Anson Parson, b. Feb. 12, 1842, d. July 22, 1913, m. Nancy Ann Watson, daughter of  John & Mary Conrad. Along with three of his brothers, Anson enlisted in the Civil War, serving in 1863 and 1865. In between he married Nancy Watson on August 14, 1864. In 1880 they lived in Rock Springs, Centre County, but moved to Tyrone by 1900. He was a carpenter. They had two sons and five daughters who lived to adulthood. Nancy died in 1906 of tuberculosis; Anson died in 1913. They are buried together in the Tyrone cemetery.

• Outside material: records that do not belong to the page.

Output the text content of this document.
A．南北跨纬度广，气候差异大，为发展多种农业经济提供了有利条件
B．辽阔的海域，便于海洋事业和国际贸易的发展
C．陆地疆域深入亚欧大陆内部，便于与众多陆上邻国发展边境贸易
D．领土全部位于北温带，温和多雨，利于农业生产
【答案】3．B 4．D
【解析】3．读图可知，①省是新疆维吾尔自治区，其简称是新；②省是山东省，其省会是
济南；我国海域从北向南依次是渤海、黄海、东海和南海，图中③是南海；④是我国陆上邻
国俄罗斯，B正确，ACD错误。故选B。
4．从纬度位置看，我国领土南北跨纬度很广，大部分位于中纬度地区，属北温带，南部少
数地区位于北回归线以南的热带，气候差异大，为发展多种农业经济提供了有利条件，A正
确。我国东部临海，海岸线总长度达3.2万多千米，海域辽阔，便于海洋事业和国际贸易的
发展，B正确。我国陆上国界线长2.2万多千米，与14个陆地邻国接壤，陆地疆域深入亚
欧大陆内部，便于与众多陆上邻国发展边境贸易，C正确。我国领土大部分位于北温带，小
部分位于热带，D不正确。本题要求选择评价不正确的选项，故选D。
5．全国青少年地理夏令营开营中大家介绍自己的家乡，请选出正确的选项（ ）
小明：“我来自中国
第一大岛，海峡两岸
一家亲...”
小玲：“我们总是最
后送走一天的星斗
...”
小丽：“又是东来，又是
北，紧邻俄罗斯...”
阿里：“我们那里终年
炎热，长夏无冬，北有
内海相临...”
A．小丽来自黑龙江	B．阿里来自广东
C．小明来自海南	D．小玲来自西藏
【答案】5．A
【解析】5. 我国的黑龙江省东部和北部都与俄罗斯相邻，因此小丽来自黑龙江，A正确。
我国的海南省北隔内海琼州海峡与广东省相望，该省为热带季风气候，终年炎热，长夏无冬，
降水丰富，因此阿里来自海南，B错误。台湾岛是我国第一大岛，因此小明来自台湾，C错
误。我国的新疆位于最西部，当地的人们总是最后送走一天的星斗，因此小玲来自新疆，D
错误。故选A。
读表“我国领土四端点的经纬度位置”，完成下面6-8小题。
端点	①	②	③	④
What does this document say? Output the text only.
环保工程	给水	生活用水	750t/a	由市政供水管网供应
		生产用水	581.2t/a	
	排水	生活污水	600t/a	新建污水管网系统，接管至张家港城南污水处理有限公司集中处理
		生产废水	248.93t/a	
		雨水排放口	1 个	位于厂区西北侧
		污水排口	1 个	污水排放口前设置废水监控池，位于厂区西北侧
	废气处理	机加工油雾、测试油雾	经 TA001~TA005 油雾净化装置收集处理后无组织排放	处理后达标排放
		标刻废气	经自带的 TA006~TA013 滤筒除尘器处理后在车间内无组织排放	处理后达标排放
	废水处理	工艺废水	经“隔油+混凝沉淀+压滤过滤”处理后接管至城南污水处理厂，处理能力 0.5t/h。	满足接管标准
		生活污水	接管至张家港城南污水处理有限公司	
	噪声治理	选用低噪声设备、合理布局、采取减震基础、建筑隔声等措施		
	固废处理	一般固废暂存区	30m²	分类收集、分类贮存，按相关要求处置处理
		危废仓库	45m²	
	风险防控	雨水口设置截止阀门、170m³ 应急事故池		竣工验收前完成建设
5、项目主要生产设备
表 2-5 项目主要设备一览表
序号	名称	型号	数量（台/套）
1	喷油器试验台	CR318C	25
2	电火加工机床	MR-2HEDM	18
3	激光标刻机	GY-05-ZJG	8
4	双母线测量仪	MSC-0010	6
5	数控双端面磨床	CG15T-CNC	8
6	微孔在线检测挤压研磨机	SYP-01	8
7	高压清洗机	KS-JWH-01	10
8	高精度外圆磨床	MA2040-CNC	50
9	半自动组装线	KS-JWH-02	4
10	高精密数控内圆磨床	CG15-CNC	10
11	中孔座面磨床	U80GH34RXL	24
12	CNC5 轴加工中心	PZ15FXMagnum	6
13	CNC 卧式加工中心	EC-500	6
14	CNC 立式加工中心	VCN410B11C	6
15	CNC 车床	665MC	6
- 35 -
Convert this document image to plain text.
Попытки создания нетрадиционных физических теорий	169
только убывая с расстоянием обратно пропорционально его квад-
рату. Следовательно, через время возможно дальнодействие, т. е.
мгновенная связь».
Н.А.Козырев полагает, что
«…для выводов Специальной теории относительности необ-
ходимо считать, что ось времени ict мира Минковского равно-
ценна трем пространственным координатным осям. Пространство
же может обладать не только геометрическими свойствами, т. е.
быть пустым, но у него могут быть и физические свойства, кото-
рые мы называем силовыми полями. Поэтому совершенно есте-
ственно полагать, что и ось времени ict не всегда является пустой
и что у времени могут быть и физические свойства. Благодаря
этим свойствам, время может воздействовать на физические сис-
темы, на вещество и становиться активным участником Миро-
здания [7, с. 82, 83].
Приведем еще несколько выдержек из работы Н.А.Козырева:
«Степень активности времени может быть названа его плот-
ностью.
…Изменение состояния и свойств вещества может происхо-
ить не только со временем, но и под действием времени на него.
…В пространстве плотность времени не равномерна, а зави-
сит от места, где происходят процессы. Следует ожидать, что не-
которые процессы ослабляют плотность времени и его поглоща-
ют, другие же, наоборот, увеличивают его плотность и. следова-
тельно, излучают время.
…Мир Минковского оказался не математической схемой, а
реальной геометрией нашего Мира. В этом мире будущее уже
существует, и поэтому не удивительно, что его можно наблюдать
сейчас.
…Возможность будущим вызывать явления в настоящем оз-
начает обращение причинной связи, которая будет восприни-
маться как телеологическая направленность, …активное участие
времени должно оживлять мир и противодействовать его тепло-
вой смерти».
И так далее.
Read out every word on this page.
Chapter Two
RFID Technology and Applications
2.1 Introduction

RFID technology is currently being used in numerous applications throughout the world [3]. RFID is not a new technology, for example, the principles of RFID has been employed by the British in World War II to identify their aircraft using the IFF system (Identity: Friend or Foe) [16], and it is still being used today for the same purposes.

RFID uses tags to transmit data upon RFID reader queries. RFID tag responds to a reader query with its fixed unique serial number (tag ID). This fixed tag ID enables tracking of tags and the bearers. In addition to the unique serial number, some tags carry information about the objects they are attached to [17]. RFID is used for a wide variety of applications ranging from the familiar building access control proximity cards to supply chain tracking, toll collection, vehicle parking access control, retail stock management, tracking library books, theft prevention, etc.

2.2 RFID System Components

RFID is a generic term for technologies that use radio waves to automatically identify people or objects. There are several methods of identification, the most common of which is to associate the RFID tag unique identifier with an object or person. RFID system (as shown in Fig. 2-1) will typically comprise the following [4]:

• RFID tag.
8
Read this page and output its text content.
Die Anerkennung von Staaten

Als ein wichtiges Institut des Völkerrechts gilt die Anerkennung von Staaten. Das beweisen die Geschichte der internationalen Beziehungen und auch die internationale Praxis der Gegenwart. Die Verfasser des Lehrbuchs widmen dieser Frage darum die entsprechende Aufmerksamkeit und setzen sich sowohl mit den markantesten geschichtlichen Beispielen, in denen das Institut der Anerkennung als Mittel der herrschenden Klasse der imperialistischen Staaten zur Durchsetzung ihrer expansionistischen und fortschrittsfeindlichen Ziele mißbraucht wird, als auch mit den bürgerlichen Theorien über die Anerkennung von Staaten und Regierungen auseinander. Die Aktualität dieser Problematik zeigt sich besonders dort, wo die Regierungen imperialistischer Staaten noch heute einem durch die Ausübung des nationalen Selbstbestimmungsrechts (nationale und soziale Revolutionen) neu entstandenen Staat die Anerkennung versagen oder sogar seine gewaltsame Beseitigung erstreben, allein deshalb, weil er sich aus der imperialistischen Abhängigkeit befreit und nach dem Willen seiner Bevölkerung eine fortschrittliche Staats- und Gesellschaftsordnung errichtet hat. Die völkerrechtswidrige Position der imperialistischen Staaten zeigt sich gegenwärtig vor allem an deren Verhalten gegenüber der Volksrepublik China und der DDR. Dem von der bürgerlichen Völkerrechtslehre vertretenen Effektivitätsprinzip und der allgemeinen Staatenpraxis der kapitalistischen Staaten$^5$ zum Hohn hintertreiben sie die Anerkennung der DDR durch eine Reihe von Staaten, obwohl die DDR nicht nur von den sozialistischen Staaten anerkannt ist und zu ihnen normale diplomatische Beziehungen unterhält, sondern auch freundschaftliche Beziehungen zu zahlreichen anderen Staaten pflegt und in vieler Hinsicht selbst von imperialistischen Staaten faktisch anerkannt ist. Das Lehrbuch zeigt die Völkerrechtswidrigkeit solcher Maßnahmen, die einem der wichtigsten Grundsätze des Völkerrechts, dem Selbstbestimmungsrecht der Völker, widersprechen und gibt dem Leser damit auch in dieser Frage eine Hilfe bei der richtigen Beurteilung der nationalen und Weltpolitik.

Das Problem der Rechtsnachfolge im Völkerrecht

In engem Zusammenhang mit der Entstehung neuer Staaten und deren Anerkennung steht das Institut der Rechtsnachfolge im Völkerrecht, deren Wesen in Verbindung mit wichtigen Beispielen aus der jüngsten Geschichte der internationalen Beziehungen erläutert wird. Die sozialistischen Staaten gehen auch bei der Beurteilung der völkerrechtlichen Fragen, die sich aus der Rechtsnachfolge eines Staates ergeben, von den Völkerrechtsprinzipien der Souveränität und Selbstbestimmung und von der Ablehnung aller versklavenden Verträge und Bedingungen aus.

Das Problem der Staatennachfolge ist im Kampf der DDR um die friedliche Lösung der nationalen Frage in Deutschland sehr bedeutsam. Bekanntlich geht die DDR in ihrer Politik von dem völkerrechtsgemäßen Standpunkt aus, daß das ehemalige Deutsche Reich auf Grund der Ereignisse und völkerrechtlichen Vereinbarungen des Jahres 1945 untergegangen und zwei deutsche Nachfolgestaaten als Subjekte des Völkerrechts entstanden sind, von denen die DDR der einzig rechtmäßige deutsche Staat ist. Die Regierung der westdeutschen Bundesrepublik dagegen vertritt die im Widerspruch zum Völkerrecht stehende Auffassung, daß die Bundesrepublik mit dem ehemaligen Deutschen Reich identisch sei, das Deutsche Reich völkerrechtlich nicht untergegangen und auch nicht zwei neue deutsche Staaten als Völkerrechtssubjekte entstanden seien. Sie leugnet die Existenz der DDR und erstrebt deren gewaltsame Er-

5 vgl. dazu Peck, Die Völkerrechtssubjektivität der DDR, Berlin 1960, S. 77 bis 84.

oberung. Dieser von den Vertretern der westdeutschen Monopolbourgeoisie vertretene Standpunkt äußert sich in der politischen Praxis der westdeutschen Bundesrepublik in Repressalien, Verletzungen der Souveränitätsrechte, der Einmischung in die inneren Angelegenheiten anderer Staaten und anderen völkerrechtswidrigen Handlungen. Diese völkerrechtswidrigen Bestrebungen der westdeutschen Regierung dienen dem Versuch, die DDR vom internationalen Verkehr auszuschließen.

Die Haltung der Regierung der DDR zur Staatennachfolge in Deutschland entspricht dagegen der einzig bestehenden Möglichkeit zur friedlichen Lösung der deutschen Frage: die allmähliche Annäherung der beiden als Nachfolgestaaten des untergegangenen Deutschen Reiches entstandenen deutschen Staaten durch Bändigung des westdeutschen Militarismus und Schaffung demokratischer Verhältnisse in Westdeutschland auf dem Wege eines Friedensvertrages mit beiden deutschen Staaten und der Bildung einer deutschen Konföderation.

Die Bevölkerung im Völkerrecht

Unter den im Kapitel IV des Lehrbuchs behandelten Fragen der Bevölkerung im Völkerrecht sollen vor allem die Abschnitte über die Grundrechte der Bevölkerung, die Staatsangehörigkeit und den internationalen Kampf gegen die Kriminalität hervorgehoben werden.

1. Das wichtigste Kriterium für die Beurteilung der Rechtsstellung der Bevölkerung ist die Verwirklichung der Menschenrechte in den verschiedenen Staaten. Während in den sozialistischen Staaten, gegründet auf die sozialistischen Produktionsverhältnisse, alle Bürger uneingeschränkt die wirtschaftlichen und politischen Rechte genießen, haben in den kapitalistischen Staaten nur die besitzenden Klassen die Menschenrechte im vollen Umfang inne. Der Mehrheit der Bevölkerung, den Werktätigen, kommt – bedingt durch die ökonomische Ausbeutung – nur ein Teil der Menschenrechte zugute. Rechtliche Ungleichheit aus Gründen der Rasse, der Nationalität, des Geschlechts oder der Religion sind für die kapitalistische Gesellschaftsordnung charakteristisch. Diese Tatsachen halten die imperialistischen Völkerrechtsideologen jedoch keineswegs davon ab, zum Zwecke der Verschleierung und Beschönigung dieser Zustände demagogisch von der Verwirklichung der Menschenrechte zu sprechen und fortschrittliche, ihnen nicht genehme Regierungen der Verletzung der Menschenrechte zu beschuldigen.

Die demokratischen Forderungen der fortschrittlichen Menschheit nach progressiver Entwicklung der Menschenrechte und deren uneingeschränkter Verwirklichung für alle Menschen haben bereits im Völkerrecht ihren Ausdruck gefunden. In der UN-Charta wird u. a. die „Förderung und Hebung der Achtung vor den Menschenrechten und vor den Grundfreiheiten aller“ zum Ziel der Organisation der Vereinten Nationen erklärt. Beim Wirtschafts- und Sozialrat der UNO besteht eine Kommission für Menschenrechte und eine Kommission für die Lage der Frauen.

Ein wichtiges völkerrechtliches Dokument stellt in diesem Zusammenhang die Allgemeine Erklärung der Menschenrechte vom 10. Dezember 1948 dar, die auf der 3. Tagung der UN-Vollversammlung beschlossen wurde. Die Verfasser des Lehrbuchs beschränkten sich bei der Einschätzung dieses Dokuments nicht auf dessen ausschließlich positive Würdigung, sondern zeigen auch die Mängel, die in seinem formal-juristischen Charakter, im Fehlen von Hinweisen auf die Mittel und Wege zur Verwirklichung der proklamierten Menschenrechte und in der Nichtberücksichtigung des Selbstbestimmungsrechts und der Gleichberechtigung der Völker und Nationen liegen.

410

Adolphus Montgomery, b. Sept. 16, 1844, d. Jan 12, 1919, m. 1) 1870 Martha “Mattie” Given, m. 2) 1881 Maria “Myla” Porter (1853-1905). Adolphus served in the Civil War and was wounded in the foot at Cold Harbor. In 1874 he shot a hunting companion in the head, mistaking him for a wildcat. 9 He later worked as a life insurance agent, and rose to become superintendent of the Juniata Mining and Manufacturing Company and a pillar of the community.10 With Mattie he had a daughter Martha. He later married Myla Porter, and they raised a nephew Hugh Porter “as a son”.11 They lived in Tyrone, where they are buried in Grandview Cemetery.12

Elmore, b. March 2, 1847, d. August 1848, buried at Graysville

Sarah Margaret, known as “Margaret”, b. April 14, 1849, d. September 20, 1919, m. Cyrus McWilliams. They lived in Altoona where he was a wheel inspector in a railroad shop. After he retired they moved back to Tyrone. Margaret died in 1919, the last survivor of the children of John and Mary Ann.  She and Cyrus had no children. They are buried at Upper Spruce Creek Presbyterian Cemetery in Graysville.13

John Jr, b. 1851, d. 1854, buried at Graysville

John, known as “Jack”, b. April 27, 1856, d. Feb 1, 1907 in Tyrone, did not marry, convicted of murder in 1885, sentenced to six years of solitary confinement in the Western Penitentiary. After his release he boarded with others, including his nephew Charles LaPorte and wife Minnie. According to my grandmother Ada he got drunk and killed his best friend in Warrior’s Mark. He was jailed for this. Before this he had worked at Garman’s jewelry store in Tyrone and had been going with one of the best girls in town. Afterwards he never married. Ada had most of the details right.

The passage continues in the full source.